A nickel was the cost of a ticket. The maximum speed is a matter of some dispute, but it was not more than ten miles per hour. Ten miles an hour was fast, again, except in the case of a closed-in train and a horse, both of which very few people in Coney Island had ever ridden.
Bicycle ownership was not common at the time, and neither were cars or airplanes. Thompson’s original ride measured six hundred feet in length and fifty feet in elevation.
The cars began at the top and descended the whole length of the track, passing through a few small dips.
The riders reached the other end, where gravity propelled them up a second hill and back to the beginning. There would be two train cars running at the same time.
Thompson was earning about six hundred dollars a day in three weeks, which is fifteen thousand dollars a day today! Thompson quickly began to make advancements and patent them.

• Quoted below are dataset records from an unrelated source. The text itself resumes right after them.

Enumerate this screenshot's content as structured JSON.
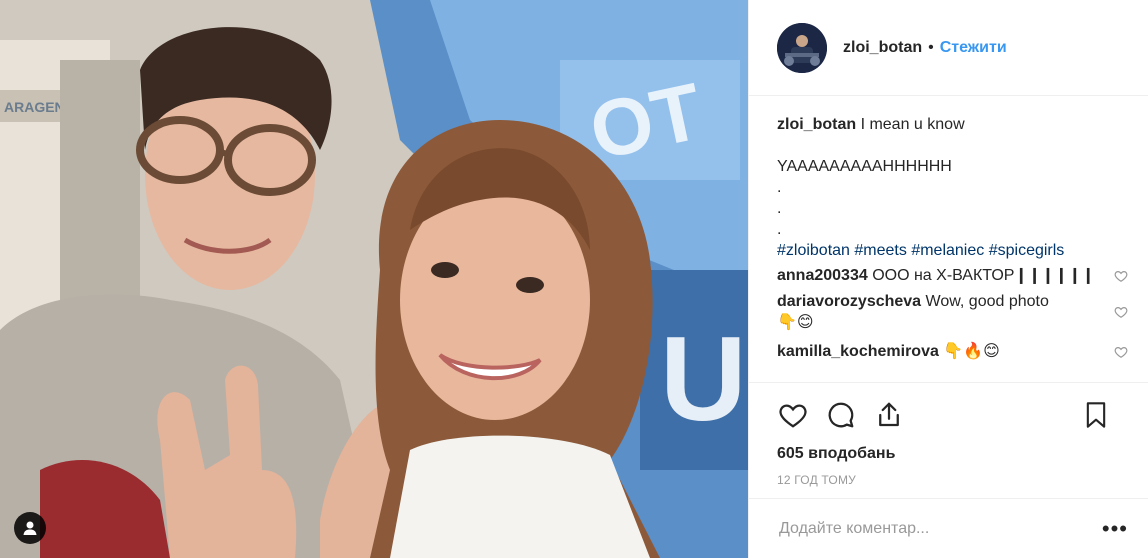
{
  "post": {
    "username": "zloi_botan",
    "separator": "•",
    "follow_label": "Стежити"
  },
  "caption": {
    "username": "zloi_botan",
    "line1": "I mean u know",
    "line2": "YAAAAAAAAAHHHHHH",
    "dots": [
      ".",
      ".",
      "."
    ],
    "hashtags": [
      "#zloibotan",
      "#meets",
      "#melaniec",
      "#spicegirls"
    ]
  },
  "comments": [
    {
      "username": "anna200334",
      "text": "ООО на Х-ВАКТОР❙❙❙❙❙❙"
    },
    {
      "username": "dariavorozyscheva",
      "text": "Wow, good photo",
      "text2": "👇😊"
    },
    {
      "username": "kamilla_kochemirova",
      "text": "👇🔥😊"
    }
  ],
  "likes": "605 вподобань",
  "timestamp": "12 ГОД ТОМУ",
  "add_comment": {
    "placeholder": "Додайте коментар..."
  },
  "more_label": "•••",
  "icons": [
    "heart-icon",
    "comment-icon",
    "share-icon",
    "bookmark-icon",
    "user-tag-icon"
  ],
  "colors": {
    "link": "#3897f0",
    "hashtag": "#003569",
    "muted": "#999999",
    "text": "#262626"
  }
}
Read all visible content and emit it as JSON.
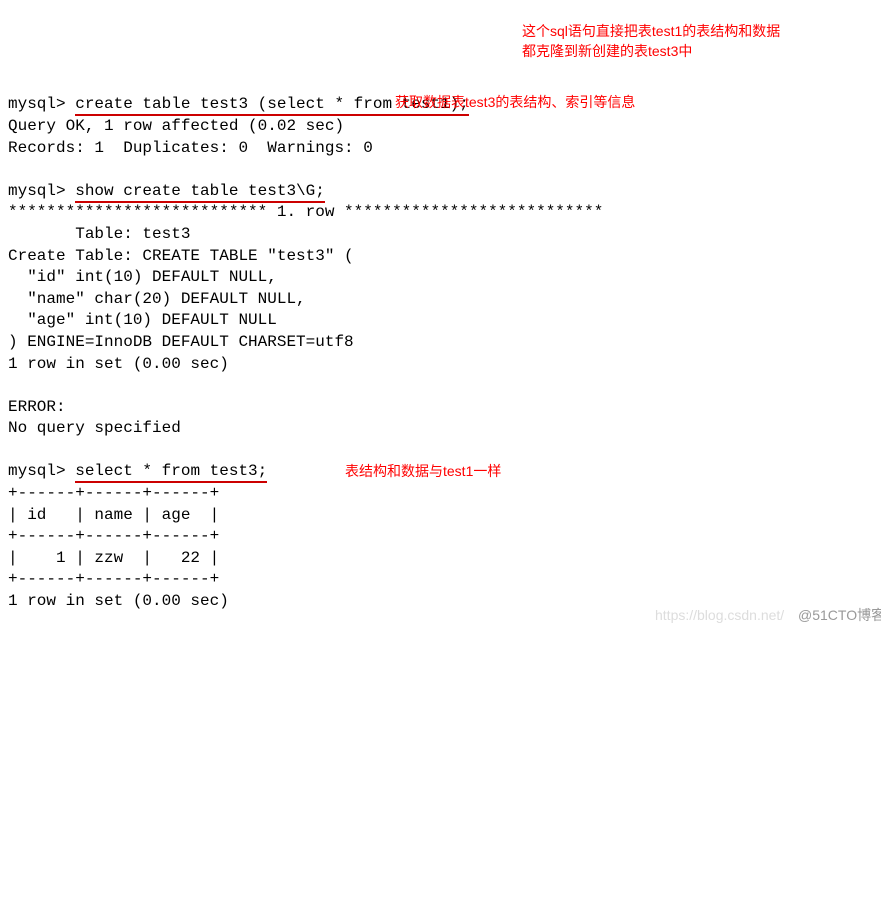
{
  "prompt": "mysql>",
  "cmd1": "create table test3 (select * from test1);",
  "cmd1_result_line1": "Query OK, 1 row affected (0.02 sec)",
  "cmd1_result_line2": "Records: 1  Duplicates: 0  Warnings: 0",
  "annotation1_line1": "这个sql语句直接把表test1的表结构和数据",
  "annotation1_line2": "都克隆到新创建的表test3中",
  "cmd2": "show create table test3\\G;",
  "annotation2": "获取数据表test3的表结构、索引等信息",
  "cmd2_row_sep": "*************************** 1. row ***************************",
  "cmd2_table_line": "       Table: test3",
  "cmd2_ct_line1": "Create Table: CREATE TABLE \"test3\" (",
  "cmd2_ct_line2": "  \"id\" int(10) DEFAULT NULL,",
  "cmd2_ct_line3": "  \"name\" char(20) DEFAULT NULL,",
  "cmd2_ct_line4": "  \"age\" int(10) DEFAULT NULL",
  "cmd2_ct_line5": ") ENGINE=InnoDB DEFAULT CHARSET=utf8",
  "cmd2_result_line": "1 row in set (0.00 sec)",
  "error_line1": "ERROR:",
  "error_line2": "No query specified",
  "cmd3": "select * from test3;",
  "annotation3": "表结构和数据与test1一样",
  "table_border": "+------+------+------+",
  "table_header": "| id   | name | age  |",
  "table_row1": "|    1 | zzw  |   22 |",
  "cmd3_result_line": "1 row in set (0.00 sec)",
  "watermark1": "https://blog.csdn.net/",
  "watermark2": "@51CTO博客",
  "chart_data": {
    "type": "table",
    "columns": [
      "id",
      "name",
      "age"
    ],
    "rows": [
      [
        1,
        "zzw",
        22
      ]
    ]
  }
}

Others soon began building their own switchback railroads.
They became well-liked since many of them accelerated the pace. Speed was progressively increased by Thompson’s amusements, which he started to construct across the nation, but he concentrated on adding novelty features like lights, tunnels, artificial mountains, “scenery” beside the track, etc.
Thompson’s original rides are directly related to Disney World’s well-known Space Mountain ride, which features flashing lights and dark tunnels.
In the late 1880s, a type of winter ride that featured a toboggan on rollers that was pulled to the top of a snowy hill, akin to Thompson’s railway, gave rise to the popular term “roller coaster.”
As a matter of fact, Thompson did not create the roller coaster. Before Thompson’s ride, similar gravity rides had briefly been available in France, but they never really took off and quickly vanished.
Thompson accumulated significant wealth by the time of his death in 1919, at the age of 71. Though nearly everyone was having the time of their lives while riding his rides, Thompson’s rides never quite took the place of bars and bordellos.